Symmetric acridine bridging hole transport material for perovskite solar cell

Carbazole derivatives are widely used as electron donors for the construction of hole transport materials (HTMs) for perovskite solar cells (PSCs), whose performance depends strongly on the structure and properties of the pi-bridges. In this paper, we report a new HTM, ACR-Cz-DM, using 9,10-dihydroacridine (ACR) as a pi-bridge and N3,N6-bis(9,9-dimethyl-9H-fluoren-2-yl)-N3,N6-bis(4-methoxyphenyl)-9H-carbazole-3,6-diamine (Cz-DM) as a peripheral electron donor. Cz-DM well satisfies the need of the ACR core for a peripheral donor with weak electron donation and high conjugation capacity.

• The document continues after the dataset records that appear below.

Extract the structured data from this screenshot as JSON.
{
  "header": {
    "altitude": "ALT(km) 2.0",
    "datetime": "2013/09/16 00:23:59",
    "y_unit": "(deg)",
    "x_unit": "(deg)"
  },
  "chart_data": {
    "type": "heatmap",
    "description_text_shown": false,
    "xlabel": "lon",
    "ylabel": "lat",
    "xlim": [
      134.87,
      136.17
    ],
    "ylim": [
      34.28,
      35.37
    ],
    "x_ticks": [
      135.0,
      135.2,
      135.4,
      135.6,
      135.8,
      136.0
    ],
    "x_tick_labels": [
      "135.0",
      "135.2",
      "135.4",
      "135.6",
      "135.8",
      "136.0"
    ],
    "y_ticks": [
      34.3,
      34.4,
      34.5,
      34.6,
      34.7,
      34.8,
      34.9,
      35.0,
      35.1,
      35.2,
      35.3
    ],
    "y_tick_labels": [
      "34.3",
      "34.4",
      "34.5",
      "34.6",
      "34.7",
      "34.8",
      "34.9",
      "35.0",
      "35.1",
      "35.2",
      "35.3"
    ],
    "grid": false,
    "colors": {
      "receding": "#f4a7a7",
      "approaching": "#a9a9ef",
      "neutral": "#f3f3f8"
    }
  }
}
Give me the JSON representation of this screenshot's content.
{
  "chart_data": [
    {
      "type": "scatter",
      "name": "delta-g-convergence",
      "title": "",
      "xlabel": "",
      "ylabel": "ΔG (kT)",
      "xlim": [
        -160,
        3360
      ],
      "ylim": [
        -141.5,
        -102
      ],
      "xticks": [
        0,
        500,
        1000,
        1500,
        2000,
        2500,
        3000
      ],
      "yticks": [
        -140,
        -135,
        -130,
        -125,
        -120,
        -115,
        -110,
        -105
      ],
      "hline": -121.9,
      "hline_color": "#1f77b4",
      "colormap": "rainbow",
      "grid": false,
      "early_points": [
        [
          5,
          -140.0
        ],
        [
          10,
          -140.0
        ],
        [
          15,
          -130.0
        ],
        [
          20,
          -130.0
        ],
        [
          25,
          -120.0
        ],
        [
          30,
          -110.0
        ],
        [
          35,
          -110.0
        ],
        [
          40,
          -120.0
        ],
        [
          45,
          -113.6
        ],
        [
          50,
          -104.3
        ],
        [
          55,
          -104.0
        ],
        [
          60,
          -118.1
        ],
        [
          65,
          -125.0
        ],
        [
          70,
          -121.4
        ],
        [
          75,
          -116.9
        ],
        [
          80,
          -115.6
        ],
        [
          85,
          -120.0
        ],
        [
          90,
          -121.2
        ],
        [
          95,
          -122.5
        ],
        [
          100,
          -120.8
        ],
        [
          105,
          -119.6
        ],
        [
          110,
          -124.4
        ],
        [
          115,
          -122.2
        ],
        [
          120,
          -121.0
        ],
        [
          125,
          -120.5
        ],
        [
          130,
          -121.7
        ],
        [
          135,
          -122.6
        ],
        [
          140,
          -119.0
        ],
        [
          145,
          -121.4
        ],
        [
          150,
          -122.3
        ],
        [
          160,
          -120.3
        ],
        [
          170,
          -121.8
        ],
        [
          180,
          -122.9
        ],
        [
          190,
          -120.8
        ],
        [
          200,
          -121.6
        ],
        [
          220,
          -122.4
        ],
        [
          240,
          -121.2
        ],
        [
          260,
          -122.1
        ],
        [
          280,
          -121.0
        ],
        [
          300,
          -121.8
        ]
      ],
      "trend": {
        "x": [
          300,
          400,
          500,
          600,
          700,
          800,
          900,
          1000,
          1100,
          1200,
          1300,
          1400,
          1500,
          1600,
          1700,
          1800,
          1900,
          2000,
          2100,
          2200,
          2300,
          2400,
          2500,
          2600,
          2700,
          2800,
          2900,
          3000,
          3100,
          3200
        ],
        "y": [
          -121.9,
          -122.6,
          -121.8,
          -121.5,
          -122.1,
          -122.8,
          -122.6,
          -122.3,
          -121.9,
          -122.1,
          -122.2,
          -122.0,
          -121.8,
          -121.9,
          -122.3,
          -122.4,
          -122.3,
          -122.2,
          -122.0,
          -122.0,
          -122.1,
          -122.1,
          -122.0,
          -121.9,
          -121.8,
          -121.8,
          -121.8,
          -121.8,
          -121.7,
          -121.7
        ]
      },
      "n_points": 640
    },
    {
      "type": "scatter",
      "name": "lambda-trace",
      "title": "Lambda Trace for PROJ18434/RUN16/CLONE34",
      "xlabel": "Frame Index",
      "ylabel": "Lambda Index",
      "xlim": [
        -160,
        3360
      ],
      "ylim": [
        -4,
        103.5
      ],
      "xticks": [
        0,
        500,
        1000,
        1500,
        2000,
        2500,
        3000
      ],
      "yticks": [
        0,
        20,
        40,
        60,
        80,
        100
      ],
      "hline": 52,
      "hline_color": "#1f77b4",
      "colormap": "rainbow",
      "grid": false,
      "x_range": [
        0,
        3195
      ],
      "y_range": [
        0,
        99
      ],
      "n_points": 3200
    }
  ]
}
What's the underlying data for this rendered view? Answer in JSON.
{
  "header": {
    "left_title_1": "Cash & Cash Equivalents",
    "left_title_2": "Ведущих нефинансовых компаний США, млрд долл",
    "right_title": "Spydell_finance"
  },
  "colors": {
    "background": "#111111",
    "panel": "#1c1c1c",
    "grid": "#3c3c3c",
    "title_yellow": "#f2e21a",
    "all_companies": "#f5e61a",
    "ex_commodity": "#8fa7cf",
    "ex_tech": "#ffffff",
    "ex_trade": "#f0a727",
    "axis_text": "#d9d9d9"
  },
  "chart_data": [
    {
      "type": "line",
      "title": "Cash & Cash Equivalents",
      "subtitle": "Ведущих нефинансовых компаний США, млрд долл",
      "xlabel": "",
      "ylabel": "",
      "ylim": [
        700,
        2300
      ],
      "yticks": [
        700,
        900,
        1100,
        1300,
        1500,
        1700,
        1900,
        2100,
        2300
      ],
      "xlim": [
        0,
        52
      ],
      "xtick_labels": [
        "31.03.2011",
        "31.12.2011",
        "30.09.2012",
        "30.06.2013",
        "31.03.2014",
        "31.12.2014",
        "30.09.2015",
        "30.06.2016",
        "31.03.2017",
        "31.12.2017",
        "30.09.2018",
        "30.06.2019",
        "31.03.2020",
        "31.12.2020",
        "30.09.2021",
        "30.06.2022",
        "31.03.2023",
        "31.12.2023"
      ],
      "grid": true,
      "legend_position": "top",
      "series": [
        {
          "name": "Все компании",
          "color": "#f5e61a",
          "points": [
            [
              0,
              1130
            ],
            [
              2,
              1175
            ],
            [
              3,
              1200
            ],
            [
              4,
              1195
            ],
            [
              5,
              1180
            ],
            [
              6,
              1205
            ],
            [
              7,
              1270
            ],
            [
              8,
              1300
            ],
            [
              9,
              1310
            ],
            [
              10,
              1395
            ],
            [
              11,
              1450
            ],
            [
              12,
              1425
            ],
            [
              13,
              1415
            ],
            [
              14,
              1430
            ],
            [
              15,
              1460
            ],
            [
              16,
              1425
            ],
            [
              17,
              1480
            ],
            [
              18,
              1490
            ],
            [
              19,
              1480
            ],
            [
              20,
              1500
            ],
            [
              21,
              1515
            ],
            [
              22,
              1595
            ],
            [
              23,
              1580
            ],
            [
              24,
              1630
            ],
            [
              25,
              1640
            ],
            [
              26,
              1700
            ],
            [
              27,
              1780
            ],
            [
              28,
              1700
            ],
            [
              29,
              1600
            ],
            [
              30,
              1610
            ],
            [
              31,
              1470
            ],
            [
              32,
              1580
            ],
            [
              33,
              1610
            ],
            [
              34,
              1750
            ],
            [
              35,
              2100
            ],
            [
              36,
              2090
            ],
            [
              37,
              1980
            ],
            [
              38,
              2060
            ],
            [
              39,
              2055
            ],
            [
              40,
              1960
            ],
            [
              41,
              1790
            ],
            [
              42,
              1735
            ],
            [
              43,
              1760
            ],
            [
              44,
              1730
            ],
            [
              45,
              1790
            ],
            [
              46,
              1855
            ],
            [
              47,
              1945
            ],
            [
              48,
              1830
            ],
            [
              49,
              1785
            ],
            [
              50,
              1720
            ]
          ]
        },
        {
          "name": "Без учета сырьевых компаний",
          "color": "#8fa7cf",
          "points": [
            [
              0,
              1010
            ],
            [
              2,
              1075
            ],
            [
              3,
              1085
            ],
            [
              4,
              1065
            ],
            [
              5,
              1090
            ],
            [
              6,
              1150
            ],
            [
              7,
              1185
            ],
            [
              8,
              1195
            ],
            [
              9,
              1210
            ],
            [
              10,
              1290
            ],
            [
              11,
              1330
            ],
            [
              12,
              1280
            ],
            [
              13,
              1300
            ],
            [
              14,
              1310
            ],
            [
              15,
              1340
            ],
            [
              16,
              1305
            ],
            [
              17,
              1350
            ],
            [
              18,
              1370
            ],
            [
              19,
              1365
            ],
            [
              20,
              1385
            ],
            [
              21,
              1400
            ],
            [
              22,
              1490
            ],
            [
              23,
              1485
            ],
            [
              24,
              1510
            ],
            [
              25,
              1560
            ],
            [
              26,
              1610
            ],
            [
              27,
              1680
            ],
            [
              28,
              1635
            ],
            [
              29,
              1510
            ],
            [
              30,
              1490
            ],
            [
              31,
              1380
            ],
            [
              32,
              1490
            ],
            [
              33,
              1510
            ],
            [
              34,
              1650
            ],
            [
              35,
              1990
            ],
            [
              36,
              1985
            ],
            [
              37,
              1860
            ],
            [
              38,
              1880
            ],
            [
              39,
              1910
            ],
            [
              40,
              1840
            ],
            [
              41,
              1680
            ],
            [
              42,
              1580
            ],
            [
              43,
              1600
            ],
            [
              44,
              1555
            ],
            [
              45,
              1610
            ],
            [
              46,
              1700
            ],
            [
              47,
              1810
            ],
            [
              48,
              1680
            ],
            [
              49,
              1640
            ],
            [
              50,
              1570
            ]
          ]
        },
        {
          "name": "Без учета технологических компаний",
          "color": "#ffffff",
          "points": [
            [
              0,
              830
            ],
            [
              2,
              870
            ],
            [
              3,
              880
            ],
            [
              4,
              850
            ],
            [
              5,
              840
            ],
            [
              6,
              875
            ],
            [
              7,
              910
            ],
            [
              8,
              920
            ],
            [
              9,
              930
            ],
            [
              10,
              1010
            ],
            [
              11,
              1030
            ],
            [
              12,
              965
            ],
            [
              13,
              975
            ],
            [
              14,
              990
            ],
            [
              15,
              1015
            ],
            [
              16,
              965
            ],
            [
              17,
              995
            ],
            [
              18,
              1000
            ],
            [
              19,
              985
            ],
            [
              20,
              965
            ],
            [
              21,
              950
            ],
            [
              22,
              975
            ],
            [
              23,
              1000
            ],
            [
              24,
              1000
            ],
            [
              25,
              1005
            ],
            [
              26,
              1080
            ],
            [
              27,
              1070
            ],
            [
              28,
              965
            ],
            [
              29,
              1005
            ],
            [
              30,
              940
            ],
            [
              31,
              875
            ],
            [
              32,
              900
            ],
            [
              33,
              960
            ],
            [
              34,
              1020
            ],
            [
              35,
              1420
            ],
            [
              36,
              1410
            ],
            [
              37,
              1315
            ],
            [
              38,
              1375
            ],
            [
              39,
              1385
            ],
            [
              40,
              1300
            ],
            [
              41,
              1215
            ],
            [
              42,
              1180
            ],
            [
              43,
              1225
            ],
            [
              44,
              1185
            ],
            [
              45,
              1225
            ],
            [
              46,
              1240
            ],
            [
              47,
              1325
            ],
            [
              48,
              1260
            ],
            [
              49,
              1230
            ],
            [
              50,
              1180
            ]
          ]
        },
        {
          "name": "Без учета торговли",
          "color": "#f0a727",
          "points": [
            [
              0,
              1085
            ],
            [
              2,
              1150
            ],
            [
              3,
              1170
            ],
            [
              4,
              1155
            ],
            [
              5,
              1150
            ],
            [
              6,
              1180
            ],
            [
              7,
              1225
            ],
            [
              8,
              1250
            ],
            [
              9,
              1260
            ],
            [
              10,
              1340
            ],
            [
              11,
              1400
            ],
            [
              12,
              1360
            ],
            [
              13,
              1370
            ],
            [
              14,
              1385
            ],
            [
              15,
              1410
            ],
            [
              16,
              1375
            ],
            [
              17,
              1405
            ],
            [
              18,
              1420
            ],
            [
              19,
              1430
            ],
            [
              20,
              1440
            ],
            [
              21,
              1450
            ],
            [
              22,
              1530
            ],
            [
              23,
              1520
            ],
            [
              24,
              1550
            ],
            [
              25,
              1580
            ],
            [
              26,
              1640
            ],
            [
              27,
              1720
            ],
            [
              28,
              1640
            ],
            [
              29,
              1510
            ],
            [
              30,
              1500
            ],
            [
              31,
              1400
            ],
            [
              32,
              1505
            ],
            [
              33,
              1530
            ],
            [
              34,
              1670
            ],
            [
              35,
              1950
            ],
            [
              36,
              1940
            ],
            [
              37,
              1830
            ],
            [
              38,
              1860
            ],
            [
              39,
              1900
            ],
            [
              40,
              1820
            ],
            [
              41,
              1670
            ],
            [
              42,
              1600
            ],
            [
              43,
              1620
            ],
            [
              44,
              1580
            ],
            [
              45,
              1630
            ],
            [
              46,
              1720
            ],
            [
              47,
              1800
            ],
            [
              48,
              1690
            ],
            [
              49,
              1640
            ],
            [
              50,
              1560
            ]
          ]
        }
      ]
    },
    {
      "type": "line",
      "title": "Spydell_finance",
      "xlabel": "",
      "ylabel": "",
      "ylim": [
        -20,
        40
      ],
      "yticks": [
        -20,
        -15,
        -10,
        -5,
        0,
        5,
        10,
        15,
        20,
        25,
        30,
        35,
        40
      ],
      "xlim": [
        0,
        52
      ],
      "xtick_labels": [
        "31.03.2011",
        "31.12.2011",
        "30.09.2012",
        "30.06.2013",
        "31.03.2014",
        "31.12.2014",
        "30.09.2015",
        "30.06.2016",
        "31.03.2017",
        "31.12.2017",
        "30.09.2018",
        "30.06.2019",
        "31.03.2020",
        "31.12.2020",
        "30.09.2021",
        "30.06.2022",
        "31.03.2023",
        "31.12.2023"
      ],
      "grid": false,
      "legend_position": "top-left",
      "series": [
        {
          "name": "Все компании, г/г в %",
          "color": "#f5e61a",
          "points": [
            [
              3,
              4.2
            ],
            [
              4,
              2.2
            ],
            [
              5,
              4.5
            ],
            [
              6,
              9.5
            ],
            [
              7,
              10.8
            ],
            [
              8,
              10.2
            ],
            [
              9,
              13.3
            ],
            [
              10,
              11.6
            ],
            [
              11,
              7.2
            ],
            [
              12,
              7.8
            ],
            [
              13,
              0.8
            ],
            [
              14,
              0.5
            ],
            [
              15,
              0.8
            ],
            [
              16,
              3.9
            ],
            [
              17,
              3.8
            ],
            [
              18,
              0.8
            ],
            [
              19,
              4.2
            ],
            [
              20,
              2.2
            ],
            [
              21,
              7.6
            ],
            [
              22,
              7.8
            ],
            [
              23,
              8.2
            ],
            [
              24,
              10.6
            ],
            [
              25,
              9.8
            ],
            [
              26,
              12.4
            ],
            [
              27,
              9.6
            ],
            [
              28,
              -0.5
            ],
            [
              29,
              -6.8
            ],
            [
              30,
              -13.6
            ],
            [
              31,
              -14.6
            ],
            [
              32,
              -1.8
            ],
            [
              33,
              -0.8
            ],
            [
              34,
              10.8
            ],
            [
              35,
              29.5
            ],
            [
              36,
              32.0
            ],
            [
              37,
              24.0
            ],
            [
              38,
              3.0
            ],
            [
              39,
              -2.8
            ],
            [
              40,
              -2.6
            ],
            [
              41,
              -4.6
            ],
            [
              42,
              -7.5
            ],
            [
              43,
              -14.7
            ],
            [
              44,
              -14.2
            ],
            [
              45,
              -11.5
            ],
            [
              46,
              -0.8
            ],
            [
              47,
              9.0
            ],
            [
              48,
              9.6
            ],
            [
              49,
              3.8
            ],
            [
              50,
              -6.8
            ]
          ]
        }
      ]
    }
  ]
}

Owing to the excellent hole mobility and conductivity, good film formation and outstanding charge extraction and transport ability of ACR-Cz-DM, the photoelectric con-version efficiency (PCE) of FAPbI3-based PSCs using ACR-Cz-DM as HTM attained 21.37%, which is better than that of Spiro-OMeTAD-based PSCs (20.10%) under the same conditions. This work provides a promising demonstration of the design principles of ACR-based HTMs.

Automated summary

In this paper, a new electron donor ACR-Cz-DM is reported, which significantly improves the performance of perovskite solar cells. ACR-Cz-DM is constructed based on ACR and Cz-DM, exhibiting excellent hole mobility and conductivity, as well as good film formation and outstanding charge extraction and transport ability. The photoelectric conversion efficiency (PCE) of FAPbI3-based PSCs using ACR-Cz-DM as the electron donor reaches 21.37%, surpassing that of Spiro-OMeTAD-based PSCs (20.10%) under the same conditions.